Comissão do Senado discute PEC que permite privatizar praias da União
Proposta de emenda à Constituição transfere a propriedade dos chamados 'terrenos de marinha' para estados, municípios e agentes privados
A Comissão de Constituição e Justiça (CCJ) do Senado voltou a discutir uma Proposta de Emenda à Constituição (PEC) que transfere a propriedade de terrenos públicos no litoral brasileiro, chamados de “terrenos de marinha”, para estados, municípios e agentes privados. Hoje essas áreas pertencem à União.
Os proprietários de imóveis nesses locais, construídos antes da aprovação de legislações ambientais, pagam uma taxa anual à União para ocupar a área, além de outros impostos. Caso o projeto seja aprovado, pessoas e empresas privadas poderiam adquirir o terreno mediante pagamento. Para os estados e municípios, a transferência seria gratuita. A PEC também beneficia resorts e condomínios que possuem “praias particulares”.
O texto foi apresentado originalmente na Câmara, em 2011, pelos ex-deputados Arnaldo Jordy, José Chaves e Zoinho, e aprovado em 2022, mas estava parado no Senado desde agosto de 2023. A CCJ da Casa realiza uma audiência pública nesta segunda-feira, 27, para debater a proposta. Está prevista a participação dos prefeitos de Florianópolis, Topázio Neto, de Belém, Edmilson Rodrigues, e de Manaus, David Almeida, além de representantes do Ministério do Meio Ambiente e Mudança do Clima e entidades ligadas à proteção ambiental.
O relator na comissão, Flávio Bolsonaro (PL-RJ), deu parecer favorável à PEC. Ele alega que a mudança é necessária para regularizar as propriedades. “Os terrenos de marinha causam prejuízos aos cidadãos e aos municípios. Os cidadãos têm que pagar tributação exagerada sobre os imóveis em que vivem: pagam foro, taxa de ocupação e IPTU. Já os municípios sofrem restrições ao desenvolvimento de políticas públicas quanto ao planejamento territorial urbano em razão das restrições de uso dos bens sob domínio da União”, diz.
Críticas
A PEC é duramente criticada por entidades ligadas à proteção ambiental.
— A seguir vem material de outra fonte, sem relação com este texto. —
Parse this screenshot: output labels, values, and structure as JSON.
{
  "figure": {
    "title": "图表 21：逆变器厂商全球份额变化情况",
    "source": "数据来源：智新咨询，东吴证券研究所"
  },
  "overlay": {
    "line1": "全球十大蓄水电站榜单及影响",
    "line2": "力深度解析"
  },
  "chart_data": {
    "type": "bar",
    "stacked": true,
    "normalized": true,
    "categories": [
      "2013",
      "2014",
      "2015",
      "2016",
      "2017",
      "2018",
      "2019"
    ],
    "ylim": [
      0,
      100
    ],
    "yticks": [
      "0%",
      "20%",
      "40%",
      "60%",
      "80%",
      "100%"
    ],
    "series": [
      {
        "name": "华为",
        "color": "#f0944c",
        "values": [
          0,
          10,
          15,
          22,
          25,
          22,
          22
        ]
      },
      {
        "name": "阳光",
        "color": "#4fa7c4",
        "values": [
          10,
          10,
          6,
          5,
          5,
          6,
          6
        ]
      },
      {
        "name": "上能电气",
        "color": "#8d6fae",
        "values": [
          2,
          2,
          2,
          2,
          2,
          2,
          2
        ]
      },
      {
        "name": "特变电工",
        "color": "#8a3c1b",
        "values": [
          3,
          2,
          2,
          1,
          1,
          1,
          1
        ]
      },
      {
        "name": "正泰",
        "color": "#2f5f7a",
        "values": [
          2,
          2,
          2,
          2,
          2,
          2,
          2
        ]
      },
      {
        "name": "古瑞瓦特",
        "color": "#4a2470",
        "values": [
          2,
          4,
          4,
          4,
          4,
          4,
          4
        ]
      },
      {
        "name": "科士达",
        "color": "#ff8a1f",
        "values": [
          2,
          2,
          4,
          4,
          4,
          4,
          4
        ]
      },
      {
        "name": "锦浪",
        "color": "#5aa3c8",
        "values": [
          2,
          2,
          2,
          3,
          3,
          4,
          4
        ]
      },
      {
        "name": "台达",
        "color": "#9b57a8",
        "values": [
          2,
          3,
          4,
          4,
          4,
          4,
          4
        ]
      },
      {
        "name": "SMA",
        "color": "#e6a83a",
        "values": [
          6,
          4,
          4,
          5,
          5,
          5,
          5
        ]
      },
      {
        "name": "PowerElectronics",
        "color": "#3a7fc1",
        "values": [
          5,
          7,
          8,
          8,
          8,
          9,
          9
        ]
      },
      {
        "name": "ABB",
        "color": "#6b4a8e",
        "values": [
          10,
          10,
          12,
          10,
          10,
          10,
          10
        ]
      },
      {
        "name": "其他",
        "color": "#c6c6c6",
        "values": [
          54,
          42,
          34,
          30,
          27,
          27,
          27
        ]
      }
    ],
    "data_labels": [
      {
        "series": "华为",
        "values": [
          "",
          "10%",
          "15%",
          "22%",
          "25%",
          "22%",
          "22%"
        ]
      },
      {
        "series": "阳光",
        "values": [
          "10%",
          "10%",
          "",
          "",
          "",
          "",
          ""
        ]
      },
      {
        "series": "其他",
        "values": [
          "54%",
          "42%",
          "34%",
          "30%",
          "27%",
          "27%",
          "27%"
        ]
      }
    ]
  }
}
O Grupo de Trabalho para Uso e conservação marinha (GT-Mar), ligado à Frente Parlamentar Ambientalista do Congresso, também se posicionou contra a proposta, sob o argumento de que a privatização das áreas pode causar prejuízos ao meio ambiente, impactar a pesca, acelerar o processo erosivo da costa brasileira e intensificar as mudanças climáticas.
“Um exemplo prático do ocorrido está em Balneário Camboriú (SC), onde a supressão das dunas e praias por calçadões e avenida beira-mar durante as últimas décadas acarretou severos impactos no ambiente de praia, tais como a diminuição da área de lazer da praia Central e o sombreamento da praia”, diz o GT.
A Articulação Nacional das Pescadoras (ANP), o Conselho Pastoral dos Pescadores (CPP) e o Movimento dos Pescadores e Pescadoras Artesanais (MPP) também divulgaram uma nota de repúdio ao projeto. “A possibilidade de privatização dos terrenos de marinha e a maior facilidade de agentes econômicos colocarem seus interesses junto a prefeituras e governos estaduais ocasionaria ameaças aos territórios de povos tradicionais, que habitam há décadas áreas hoje compreendidas nos terrenos de marinha, gerando conflitos fundiários, ameaças a culturas e aos modos de vida destas populações e à sua sobrevivência”, afirmam as entidades.